En 2021, Squid Game a surpris jusqu’à son diffuseur en explosant tous les chiffres sur Netflix. Trois ans plus tard, la série dystopique est de retour pour notre plus grand plaisir (malsain). Mais au-delà d’une fiction bien ficelée, Squid Game, c’est aussi une critique de la société sud-coréenne inspirée par des événements bien réels.
Le jeu du calmar (oui, les Québécois ont encore frappé) repose sur un principe relativement simple : des personnes endettées jusqu’à l’os, dos au mur, se retrouvent dans une gigantesque partie de Fall Guys pour tenter de décrocher une cagnotte qui leur permettrait de sortir la tête de l’eau. Pas de pot, comme dans le jeu des bonhommes qui tombent, quand les participants perdent une épreuve, ils ne se relèvent pas.
Tout ça est un chouia malsain, et à la manière de Parasite de Bong Joon-ho, on sent très rapidement la critique sociétale pointer le bout de son nez. Mais ce qui est le plus glaçant dans toute cette histoire anticapitaliste, c’est que certains des événements relatés au travers des flashbacks sont inspirés de faits réels.
Le deuxième épisode de la saison 2, sympathiquement titré “Hell”, revient sur le quotidien terrible des protagonistes du Squid Game. On apprend donc que Seong Gi-hun, le personnage principal, autrefois salarié chez un gros constructeur automobile, a été licencié. Cet élément du scénario de la série fait référence à un événement survenu en 2009. À l’époque, Ssangyong Motors (aujourd’hui KGM), se retrouve dans une situation financière assez compliquée. Sans surprise, les dirigeants optent pour la facilité : une énorme vague de licenciements (2 600, la moitié des effectifs) histoire de faire plaisir aux investisseurs potentiels.
En réponse, une bonne partie des salariés décide de se barricader dans l’usine principale. Pendant 77 jours, ils vont tenir. Assez rapidement, les autorités coupent l'électricité, l’eau, et tentent d’empêcher les ouvriers de se ravitailler en nourriture et en médicaments. Oui, plutôt que de négocier et d’organiser des réunions pour tenter de trouver une solution, tout ça s’est transformé en ni plus ni moins qu’un état de siège. Tragiquement, 12 jours après le début de la grève, un salarié âgé décède d’une hémorragie cérébrale.
Pendant plus de deux mois, la situation va graduellement empirer entre jets de cocktails molotov et souci pour ne serait-ce que manger. Finalement, la police est intervenue, balançant des lacrymos par hélicoptère avant de forcer l’entrée à grand renforts de tasers et autres outils de maintien de l’ordre bien cool pour l’organisme.
Après les événements, de nombreux anciens employés ont été poursuivis en justice, accusés d’avoir fait perdre de l’argent à l’entreprise. 94 salariés se sont donc retrouvés derrières les barreaux, et 230 ont dû payer des amendes colossales.

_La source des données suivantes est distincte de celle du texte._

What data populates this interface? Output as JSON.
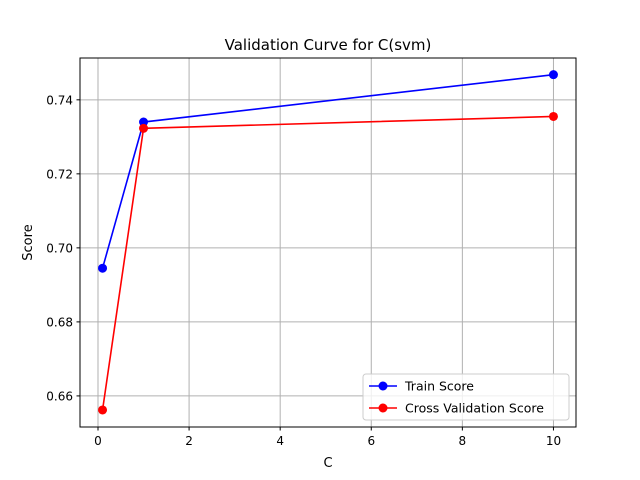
{
  "chart_data": {
    "type": "line",
    "title": "Validation Curve for C(svm)",
    "xlabel": "C",
    "ylabel": "Score",
    "xlim": [
      -0.395,
      10.495
    ],
    "ylim": [
      0.6516,
      0.7513
    ],
    "x_ticks": [
      0,
      2,
      4,
      6,
      8,
      10
    ],
    "x_tick_labels": [
      "0",
      "2",
      "4",
      "6",
      "8",
      "10"
    ],
    "y_ticks": [
      0.66,
      0.68,
      0.7,
      0.72,
      0.74
    ],
    "y_tick_labels": [
      "0.66",
      "0.68",
      "0.70",
      "0.72",
      "0.74"
    ],
    "grid": true,
    "legend_position": "lower-right",
    "x": [
      0.1,
      1,
      10
    ],
    "series": [
      {
        "name": "Train Score",
        "color": "#0000ff",
        "marker": "circle",
        "values": [
          0.6945,
          0.734,
          0.7468
        ]
      },
      {
        "name": "Cross Validation Score",
        "color": "#ff0000",
        "marker": "circle",
        "values": [
          0.6562,
          0.7323,
          0.7355
        ]
      }
    ]
  }
}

Pour couronner le tout, tout cela a été accompagné d’un sympathique stigma qui a empêché pas mal d’entre eux de retrouver un emploi, les poussant dans une spirale infernale, c’est le cas du personnage de Seong Gi-hun.

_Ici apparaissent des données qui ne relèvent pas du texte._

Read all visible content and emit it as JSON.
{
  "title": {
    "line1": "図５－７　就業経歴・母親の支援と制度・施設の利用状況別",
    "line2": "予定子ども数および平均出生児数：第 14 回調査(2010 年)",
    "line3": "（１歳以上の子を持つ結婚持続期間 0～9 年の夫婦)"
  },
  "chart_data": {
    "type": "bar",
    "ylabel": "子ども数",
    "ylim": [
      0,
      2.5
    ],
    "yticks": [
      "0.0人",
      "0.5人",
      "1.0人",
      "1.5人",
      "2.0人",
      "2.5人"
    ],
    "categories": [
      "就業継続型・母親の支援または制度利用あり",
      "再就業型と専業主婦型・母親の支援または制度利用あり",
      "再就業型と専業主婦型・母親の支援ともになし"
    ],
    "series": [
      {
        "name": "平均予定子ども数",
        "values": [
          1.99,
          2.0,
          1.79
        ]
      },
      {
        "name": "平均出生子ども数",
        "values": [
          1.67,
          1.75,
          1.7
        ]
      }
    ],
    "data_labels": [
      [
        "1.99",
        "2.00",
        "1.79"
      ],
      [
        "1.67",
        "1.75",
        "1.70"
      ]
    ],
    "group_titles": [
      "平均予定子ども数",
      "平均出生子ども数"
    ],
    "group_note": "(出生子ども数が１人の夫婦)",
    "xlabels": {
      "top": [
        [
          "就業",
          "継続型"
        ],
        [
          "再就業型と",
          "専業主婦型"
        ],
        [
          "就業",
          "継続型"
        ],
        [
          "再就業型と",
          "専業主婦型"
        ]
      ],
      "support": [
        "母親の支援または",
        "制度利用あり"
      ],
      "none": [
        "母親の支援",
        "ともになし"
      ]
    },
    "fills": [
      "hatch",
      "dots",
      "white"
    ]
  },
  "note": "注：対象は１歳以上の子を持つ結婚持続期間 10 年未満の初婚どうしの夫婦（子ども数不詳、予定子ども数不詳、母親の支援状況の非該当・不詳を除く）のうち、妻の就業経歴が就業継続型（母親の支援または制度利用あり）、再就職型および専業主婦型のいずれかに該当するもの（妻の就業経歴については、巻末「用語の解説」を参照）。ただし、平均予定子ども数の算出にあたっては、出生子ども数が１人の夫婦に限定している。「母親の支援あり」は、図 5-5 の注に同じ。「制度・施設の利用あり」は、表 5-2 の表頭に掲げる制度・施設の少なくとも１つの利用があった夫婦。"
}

Au total, d’après Lee Chang-kun, qui était à l’époque porte-parole de l’un des syndicats des travailleurs de l’usine, plus de 30 personnes touchées par ces licenciements se sont données la mort.
Comme quoi, même lorsque l’on parle d’une partie de 1, 2, 3 soleil géant, la réalité n’est jamais vraiment loin, et pas forcément beaucoup plus reluisante que la fiction.